Looks like games are chronologically ordered from years 1871 to 2016. The recent games have much higher attendance than earlier games decades ago. Their lengths have increased too. There were only data on hp umpires in the past but now there's 1b,2b,3b too. Could mean missing data, or there wasn't such a role then. The values in columns ending with player_n_def_pos may not always be n, meaning their batting order and defensive positions may be different. 

In [None]:
log['forefeit'][log.forefeit.notnull()]

In [None]:
park = pd.read_csv("park_codes.csv")
print(park.shape)
display(park.head())
display(park.tail())
park.describe(include='all')


In [None]:
person = pd.read_csv("person_codes.csv")
print(person.shape)
display(person.head())
display(person.tail())
person.describe(include='all')

Person_codes gives more information about a person described as a player, manager, coach, or umpire with name or id in the main log. The same person could take more than 1 role at different times, and most start as a player within the 4 roles. Coaches don't seem to be recorded in the main log.

In [None]:
team = pd.read_csv("team_codes.csv")
print(team.shape)
display(team.head())
display(team.tail())
team.describe(include='all')
display(team["franch_id"].value_counts().head())
team[team["end"] == 0]

Team_codes shows years in which teams were active. 2-letter League codes match those in main log too. 
It appears that teams move between leagues and cities. The team_id changes when this happens, franch_id (which is probably 'Franchise') helps us tie all of this together.

In [None]:
logset = set(log.columns)
parkset = set(park.columns)
personset = set(person.columns)
teamset = set(team.columns)

display(logset & parkset)
display(logset & personset)
display(logset & teamset)


In [None]:
log["h_league"].value_counts()
def league_info(league):
    league_games = log[log["h_league"] == league]
    earliest = league_games["date"].min()
    latest = league_games["date"].max()
    print("{} went from {} to {}".format(league,earliest,latest))

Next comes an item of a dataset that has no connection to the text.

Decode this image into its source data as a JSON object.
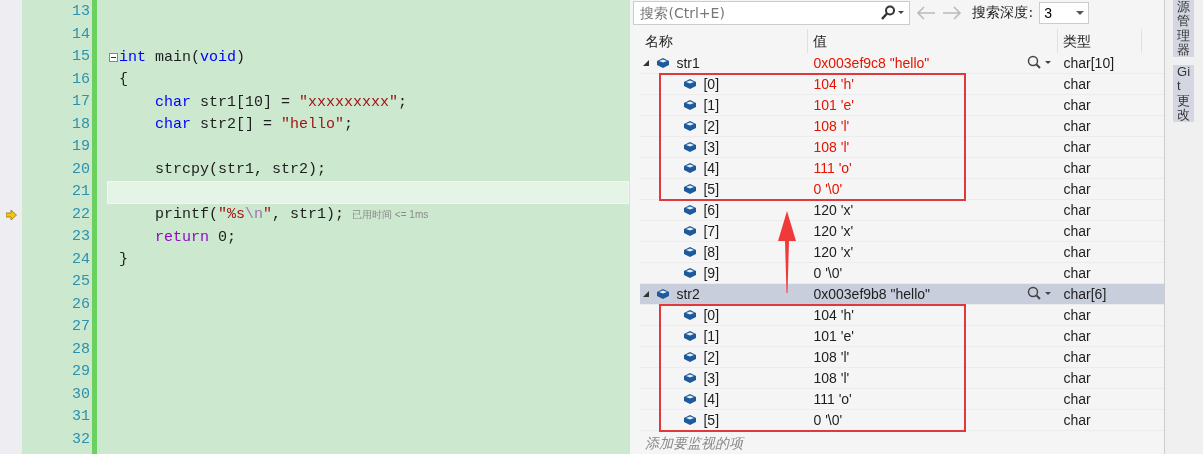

for league in log["h_league"].unique():
    league_info(league)

4 of the less famous leagues have been discontinued by 1915, the two left are National League and American League

In [None]:
tables = {
    "game_log": log,
    "person_codes": person,
    "team_codes": team,
    "park_codes": park
}

with sqlite3.connect(db) as conn:
    for name,dataframe in tables.items():
        conn.execute("DROP TABLE IF EXISTS {};".format(name))
        dataframe.to_sql(name,conn,index=False)
        

In [None]:
c1 = '''
    ALTER TABLE game_log
    ADD COLUMN game_id TEXT;
'''

try:
    run_command(c1)
except:
    pass

c2 = '''
 UPDATE game_log
    SET game_id =  date || h_name || number_of_game
 WHERE game_id IS NULL; 
'''
run_command(c2)

q = '''
    SELECT game_id,h_name, date, number_of_game 
    FROM game_log 
    LIMIT 5
'''
run_query(q)

# Looking for Normalization Opportunities

In park_codes, start and end represent first and last dates where games are played at that park, and league column can be found in game_log.
In person_codes, names are in game_log, debut dates can be calculated from main log by searching for smallest date recorded, assuming the game_log data is complete(began documenting before a person's debut)
In team_codes, start and end are the first and last games of each team, this can be inferred from game_log and the league that the team plays can be read directly from game_log. 
In game_log all columns beginning with h and v can be condensed by having 2 rows for each game.
Umpire columns can be condensed by adding the column summarizing the umpire type shown in the prefix of umpire columns
All names can be removed from game_log, leaving only id. Defensive position numbers can be combined.
Awards may be broken out.


![can't see](capture.jpg)


![](C:/Users/hanqi/Desktop/datasets/Capture.jpg)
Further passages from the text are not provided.